Football fans have heaped praise on and thanked police for its handling of the match between Sheffield United and Millwall on Saturday.
Members of Millwall Supporters’ Club thanked South Yorkshire Police for treating them ‘as fans not criminals’ at Saturday’s game, which finished in a 1-1 draw.
Michael Avery, of Millwall Supporters’ Club, said better communication was needed between fans and police before games.
He added: “The chairman of our supporters’ club, Kathryn Gale, and our CEO, Andy Ambler, met South Yorkshire Police to iron out what the problem was.
“We’ve had problems in the past with late changes to kick-off times when people have already bought tickets and made travel arrangements.
Sheffield Heeley MP Louise Haigh, who is also shadow policing minister, said she helped set up meetings between supporters and police before the game.
She said: “It seems to have been a really positive experience for the vast majority of supporters using this new approach.
“Football has put a huge strain on policing resource and violence in football has become much worse in recent years.
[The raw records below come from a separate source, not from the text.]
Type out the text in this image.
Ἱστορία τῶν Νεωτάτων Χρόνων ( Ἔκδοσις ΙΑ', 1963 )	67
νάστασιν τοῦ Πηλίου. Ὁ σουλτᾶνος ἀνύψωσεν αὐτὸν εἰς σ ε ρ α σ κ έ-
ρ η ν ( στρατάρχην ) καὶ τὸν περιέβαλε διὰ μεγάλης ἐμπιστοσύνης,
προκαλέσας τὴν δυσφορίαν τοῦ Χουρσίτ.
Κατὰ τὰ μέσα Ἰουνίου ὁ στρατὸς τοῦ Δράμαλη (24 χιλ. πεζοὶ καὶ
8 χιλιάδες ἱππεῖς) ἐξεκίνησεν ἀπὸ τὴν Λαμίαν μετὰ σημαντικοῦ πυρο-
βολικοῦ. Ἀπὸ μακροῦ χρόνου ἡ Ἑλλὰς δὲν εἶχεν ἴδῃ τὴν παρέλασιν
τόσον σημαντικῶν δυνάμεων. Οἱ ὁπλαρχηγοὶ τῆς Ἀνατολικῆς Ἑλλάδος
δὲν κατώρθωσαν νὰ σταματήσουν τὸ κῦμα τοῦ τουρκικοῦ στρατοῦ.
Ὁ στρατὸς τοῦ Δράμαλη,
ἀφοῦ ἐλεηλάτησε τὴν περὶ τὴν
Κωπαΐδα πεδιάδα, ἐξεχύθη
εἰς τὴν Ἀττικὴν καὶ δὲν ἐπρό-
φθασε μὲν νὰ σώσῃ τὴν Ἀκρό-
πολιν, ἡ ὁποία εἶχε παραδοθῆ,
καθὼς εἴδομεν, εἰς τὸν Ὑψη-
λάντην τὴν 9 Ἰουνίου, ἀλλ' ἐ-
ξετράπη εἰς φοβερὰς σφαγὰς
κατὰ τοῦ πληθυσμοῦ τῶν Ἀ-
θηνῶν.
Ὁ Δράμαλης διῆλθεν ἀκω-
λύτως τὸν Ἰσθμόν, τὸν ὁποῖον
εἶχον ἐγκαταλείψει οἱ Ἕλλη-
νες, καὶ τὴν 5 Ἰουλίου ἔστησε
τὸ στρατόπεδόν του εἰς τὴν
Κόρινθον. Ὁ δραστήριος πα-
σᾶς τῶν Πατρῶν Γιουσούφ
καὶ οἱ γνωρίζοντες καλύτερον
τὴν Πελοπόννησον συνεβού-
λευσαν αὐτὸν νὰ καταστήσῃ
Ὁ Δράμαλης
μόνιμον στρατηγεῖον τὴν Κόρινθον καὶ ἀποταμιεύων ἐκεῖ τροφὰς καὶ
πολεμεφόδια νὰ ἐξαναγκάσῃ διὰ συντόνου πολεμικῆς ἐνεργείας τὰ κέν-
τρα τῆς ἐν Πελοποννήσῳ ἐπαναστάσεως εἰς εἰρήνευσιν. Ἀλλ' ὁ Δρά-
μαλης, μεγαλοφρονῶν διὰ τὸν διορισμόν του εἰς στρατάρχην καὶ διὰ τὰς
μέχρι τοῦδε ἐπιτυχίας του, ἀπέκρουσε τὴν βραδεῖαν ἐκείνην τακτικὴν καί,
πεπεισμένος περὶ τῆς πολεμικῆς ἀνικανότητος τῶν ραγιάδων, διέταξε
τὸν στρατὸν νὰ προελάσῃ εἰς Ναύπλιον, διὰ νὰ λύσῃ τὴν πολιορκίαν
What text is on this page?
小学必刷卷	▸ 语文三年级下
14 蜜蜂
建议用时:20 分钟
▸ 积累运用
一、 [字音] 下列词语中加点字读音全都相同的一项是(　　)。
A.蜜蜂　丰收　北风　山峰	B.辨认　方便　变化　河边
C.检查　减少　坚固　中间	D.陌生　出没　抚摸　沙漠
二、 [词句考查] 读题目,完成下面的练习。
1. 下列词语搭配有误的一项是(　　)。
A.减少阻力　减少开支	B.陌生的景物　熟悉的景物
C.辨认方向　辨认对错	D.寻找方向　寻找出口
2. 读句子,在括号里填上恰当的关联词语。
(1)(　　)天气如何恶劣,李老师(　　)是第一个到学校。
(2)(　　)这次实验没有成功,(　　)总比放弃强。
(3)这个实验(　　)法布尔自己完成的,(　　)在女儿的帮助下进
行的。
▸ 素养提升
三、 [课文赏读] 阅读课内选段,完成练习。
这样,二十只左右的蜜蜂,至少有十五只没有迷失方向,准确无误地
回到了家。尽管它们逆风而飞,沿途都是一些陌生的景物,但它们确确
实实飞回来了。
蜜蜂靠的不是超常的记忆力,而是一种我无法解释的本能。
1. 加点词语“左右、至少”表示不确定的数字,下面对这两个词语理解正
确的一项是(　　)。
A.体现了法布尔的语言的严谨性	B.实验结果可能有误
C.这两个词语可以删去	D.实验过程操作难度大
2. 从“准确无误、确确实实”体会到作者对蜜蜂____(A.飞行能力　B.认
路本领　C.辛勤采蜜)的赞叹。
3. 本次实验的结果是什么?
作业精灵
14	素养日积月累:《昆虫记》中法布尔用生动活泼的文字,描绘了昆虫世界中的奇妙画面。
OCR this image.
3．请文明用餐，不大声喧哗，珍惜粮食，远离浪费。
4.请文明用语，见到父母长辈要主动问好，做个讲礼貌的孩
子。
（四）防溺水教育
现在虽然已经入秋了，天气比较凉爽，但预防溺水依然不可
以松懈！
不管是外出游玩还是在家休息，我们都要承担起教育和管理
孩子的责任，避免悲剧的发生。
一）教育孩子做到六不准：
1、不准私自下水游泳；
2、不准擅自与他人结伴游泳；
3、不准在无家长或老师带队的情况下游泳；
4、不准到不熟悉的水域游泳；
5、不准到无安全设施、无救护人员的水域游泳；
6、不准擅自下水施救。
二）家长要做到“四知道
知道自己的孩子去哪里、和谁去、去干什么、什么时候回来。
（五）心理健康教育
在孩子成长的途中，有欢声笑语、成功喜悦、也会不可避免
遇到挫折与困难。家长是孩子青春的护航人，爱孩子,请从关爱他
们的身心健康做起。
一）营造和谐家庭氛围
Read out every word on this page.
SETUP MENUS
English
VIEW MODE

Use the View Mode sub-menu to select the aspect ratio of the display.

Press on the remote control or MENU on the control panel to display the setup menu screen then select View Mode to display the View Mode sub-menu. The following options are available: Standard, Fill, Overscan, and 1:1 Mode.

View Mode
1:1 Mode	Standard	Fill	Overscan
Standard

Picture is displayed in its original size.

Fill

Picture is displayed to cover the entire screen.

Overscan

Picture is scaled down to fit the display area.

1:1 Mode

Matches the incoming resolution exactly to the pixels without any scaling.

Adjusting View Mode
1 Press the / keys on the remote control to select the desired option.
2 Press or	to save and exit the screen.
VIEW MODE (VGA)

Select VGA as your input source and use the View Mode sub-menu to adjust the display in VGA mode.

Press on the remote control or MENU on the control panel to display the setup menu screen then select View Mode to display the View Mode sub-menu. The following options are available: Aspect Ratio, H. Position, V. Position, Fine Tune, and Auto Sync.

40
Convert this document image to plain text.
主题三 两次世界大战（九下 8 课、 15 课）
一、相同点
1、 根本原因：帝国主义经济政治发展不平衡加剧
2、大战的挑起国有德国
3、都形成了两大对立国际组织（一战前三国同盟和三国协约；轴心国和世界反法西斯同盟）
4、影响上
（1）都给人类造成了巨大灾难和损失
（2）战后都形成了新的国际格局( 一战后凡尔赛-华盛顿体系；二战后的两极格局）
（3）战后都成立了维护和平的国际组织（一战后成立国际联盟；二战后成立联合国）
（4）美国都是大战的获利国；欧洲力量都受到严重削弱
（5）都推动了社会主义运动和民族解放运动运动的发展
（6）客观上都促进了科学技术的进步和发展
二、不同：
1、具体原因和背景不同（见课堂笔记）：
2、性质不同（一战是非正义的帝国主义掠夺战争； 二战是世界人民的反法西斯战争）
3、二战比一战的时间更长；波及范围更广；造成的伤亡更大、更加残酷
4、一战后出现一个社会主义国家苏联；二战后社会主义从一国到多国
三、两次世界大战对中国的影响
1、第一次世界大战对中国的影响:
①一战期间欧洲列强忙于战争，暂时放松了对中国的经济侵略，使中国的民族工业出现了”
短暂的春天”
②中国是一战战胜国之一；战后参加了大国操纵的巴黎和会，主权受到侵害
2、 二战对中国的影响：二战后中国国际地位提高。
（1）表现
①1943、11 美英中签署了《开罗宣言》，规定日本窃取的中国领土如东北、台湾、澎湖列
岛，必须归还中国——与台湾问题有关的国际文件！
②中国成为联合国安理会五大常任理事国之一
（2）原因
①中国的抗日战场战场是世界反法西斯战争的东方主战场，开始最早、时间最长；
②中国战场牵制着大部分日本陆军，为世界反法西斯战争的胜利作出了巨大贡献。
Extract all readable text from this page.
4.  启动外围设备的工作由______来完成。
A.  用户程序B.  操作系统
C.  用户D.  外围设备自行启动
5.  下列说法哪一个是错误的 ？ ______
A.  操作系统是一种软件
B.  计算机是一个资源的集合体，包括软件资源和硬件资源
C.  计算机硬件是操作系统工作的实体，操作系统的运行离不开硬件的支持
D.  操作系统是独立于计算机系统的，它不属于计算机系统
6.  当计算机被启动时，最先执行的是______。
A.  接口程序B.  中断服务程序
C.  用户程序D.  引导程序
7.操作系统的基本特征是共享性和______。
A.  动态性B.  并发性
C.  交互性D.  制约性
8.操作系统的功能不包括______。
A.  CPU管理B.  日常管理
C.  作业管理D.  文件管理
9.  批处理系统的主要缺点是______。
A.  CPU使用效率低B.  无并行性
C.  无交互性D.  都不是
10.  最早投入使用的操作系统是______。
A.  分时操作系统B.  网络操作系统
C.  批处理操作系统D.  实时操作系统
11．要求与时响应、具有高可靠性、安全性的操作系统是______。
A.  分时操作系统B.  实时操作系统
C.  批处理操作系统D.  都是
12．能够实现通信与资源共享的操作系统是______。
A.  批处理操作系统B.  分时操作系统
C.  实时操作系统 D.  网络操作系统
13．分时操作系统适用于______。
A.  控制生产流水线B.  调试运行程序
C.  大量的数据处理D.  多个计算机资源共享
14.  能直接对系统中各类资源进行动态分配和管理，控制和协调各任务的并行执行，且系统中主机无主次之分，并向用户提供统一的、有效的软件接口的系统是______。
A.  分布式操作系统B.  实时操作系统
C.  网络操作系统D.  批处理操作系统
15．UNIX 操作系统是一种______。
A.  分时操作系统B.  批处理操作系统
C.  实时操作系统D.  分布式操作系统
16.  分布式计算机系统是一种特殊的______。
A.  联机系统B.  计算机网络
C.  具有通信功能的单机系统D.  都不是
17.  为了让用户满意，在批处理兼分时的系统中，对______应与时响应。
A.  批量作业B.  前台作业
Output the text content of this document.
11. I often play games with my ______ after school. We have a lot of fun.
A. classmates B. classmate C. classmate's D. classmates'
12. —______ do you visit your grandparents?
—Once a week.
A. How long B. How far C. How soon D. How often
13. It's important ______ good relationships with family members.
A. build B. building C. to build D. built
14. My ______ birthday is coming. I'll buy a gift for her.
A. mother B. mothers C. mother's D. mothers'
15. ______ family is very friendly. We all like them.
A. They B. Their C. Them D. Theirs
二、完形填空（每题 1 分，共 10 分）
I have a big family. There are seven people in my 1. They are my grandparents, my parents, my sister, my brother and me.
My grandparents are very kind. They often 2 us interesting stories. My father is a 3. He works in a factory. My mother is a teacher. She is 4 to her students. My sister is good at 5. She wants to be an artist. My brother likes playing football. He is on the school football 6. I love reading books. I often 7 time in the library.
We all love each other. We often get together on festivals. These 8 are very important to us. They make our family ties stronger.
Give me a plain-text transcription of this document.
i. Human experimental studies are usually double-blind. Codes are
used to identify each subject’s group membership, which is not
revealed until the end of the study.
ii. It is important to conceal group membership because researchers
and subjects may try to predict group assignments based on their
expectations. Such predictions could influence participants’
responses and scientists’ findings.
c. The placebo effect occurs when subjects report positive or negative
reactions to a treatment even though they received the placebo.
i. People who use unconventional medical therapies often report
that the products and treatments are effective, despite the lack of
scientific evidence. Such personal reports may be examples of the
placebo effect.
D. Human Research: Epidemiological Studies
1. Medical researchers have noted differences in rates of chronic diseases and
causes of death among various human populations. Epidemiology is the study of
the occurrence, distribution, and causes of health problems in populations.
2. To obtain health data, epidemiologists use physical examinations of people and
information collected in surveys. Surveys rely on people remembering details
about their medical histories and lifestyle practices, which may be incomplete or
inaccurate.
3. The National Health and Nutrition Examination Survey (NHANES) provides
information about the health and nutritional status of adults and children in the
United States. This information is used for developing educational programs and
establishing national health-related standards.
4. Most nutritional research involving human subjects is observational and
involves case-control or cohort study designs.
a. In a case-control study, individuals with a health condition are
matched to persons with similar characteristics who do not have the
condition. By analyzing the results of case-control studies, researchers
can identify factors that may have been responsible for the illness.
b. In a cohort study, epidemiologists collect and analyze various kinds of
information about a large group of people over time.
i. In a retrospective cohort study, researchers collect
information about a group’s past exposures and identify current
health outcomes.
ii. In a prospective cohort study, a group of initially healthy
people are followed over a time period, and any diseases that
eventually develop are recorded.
“When violent crime is rocketing elsewhere in the city it’s not acceptable that football is placing such a demand so I think it’s right that club and supporters are being as open as they are.”
Millwall grabbed an injury time equaliser when Jake Cooper netted in the 95th minute.
Mr Avery said: “It all went fine. Even with the 95th minute goal – something like that is when you could expect trouble but there was none.
“It’s credit to South Yorkshire Police for being sensible and you have also got to remember the Millwall fans – it was nice that our entire away support behaved as they did.
“If the police treat us as fans not criminals then it is better for everyone. Our former chairman Reg Burr once said: ‘Millwall is a convenient coat peg for football to hang its problems on’ and that’s still true today.
“If you look at the statistics, the number of arrests at Millwall games are considerably lower than you think.”
Supt Sarah Poolman, who oversaw the policing operation for the match, said an issue raised by the newly-formed Football Independent Advisory Group was that fans felt policing plans weren’t shared with fans before games.
She said the change in policing methods saw police liaison officers speak to fans before the game as well as accompanying them on Saturday.